Deshalb erwägt der Senat, auch im Sanierungsfall Staatsoper auf ein Mittel zurück zu greifen, das in anderen Kommunen schon für viel Aufsehen sorgte – das sogenannte „Cross-Border-Leasing". Die Grundlage dieses Verfahrens bilden Steuervergünstigungen in den USA, welche amerikanischen Investmentfonds erhebliche Abschreibungsmöglichkeiten für Auslandsinvestitionen eröffnen. Etwas vereinfacht läßt sich das Modell so beschreiben: Ein US-Investmentfonds least für 99 Jahre Teile der kommunalen Infrastruktur. Gleichzeitig wird vertraglich geregelt, daß die Kommune die öffentlichen Anlagen für 22 bis 30 Jahre zurückmietet und anschließend den Leasing-Vertrag durch Ausübung einer Rückkaufoption wieder auflöst. Der finanziell positive Effekt für die Kommune besteht darin, daß der US-Investor mehr überweist, als die Kommune für Miete und Rückkaufoption aufwenden muß. Auf diese Weise läßt der Investor die Kommune an seinen Gewinnen teilhaben, die er durch die Steuerabschreibungen in den USA erzielt hat. Dieser sogenannte Barwertvorteil, der etwa drei bis sechs Prozent der Gesamtinvestition ausmacht, wird sofort an die Kommune ausgeschüttet.

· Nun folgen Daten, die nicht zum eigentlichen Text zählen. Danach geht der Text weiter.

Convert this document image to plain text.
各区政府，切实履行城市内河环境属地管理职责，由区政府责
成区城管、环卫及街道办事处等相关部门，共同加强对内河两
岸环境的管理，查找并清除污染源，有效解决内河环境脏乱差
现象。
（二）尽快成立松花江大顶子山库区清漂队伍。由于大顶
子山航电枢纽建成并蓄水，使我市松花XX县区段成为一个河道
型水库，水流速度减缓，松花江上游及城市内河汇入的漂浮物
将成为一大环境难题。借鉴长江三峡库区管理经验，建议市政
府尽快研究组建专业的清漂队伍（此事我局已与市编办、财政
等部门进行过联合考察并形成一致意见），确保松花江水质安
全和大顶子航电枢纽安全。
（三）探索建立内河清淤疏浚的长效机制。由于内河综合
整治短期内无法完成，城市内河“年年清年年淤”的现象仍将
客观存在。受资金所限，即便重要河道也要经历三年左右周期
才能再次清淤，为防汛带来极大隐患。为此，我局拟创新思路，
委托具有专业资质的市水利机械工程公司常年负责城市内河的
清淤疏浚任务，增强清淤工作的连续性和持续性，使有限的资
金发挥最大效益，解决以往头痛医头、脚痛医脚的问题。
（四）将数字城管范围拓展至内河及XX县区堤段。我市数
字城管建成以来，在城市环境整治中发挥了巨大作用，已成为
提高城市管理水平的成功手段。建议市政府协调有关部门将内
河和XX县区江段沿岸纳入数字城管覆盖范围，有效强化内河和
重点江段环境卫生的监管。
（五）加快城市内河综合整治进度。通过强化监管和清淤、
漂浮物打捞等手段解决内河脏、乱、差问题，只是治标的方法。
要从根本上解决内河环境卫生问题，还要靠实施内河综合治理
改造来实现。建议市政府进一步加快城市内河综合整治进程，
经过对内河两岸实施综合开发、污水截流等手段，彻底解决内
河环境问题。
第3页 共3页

In den letzten Jahren wurden bundesweit Leasingprojekte mit einem Volumen von schätzungsweise 40 bis 50 Mrd. Euro realisiert. Düsseldorf z.B. verleaste seine Abwasserkanäle für 1 Mrd. Dollar. In Berlin erlebte das Verfahren im Jahr 2000 seine Premiere, als der Senat bei den neuen Messehallen 34 Mio. Euro Barwertvorteil einstrich. Die 125 Mio. Euro, die für die Sanierung der Staatsoper notwendig sind, sollen nun durch das Verleasen von Landesimmobilien im Wert von 2,7 Mrd. Euro eingespielt werden.

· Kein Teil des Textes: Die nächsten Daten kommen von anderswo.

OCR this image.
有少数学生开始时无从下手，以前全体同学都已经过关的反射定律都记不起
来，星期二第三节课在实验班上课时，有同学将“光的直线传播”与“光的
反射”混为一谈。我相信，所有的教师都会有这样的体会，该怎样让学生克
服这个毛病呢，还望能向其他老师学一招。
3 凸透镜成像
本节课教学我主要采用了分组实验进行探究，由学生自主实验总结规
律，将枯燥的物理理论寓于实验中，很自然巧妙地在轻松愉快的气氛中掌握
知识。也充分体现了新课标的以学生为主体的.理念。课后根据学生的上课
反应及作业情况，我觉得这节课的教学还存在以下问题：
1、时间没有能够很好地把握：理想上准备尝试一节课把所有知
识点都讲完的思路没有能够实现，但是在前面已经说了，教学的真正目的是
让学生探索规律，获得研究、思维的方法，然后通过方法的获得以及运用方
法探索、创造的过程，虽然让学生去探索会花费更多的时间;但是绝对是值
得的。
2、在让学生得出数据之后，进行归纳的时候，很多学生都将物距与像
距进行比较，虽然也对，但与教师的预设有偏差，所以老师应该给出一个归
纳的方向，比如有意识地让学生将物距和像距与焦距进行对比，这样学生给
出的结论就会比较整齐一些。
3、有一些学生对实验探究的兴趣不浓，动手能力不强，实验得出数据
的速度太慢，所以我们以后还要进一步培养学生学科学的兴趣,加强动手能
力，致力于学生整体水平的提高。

Doch das Verfahren ist heftig umstritten. Kernpunkt der Kritik sind die nach amerikanischem Recht verfaßten Leasing-Verträge, die den Investment-Fonds zum wirtschaftlichen Eigentümer der Infrastruktur machen. Die öffentliche Hand wird zum Mieter, der die im Vertrag aufgeführten Verpflichtungen erfüllen muß. Verstößt die Kommune gegen vertragliche Regelungen, kann der Vertrag aufgelöst werden, was Schadenersatzforderungen oder gar den Verlust des verleasten Objekts zur Folge haben kann. Auch sind derartige Leasing-Praktiken in den USA selbst umstritten. Eine rückwirkende Änderung der dortigen Steuergesetze könnte zur Rückabwicklung von Cross-Border-Leasing-Projekten führen, mit fatalen finanziellen Auswirkungen für die Kommunen.

Die Banken und Anwaltskanzleien, die an den finanziellen Transaktionen beteiligt sind, sehen naturgemäß keine Risiken; auch viele Politiker bemühen sich um Beschwichtigung: Die Verträge seien so gestaltet, daß den Kommunen keine Nachteile drohen würden. Was allerdings genau in den oft über tausendseitigen Verträgen steht, ist den Entscheidungsträgern meist nicht bekannt. Sie fällen ihre folgenschweren Beschlüsse anhand von zehnseitigen Zusammenfassungen, die ihnen private Vermittler zur Verfügung stellen. Zumal in Berlin ist wohl eine gesunde Skepsis angebracht. Wenn es um die Verquickung von öffentlichem Eigentum und privaten Investitionen geht, hat die hiesige Politik und Verwaltung ihre Inkompetenz, ja ihre kriminelle Energie schon hinreichend unter Beweis gestellt.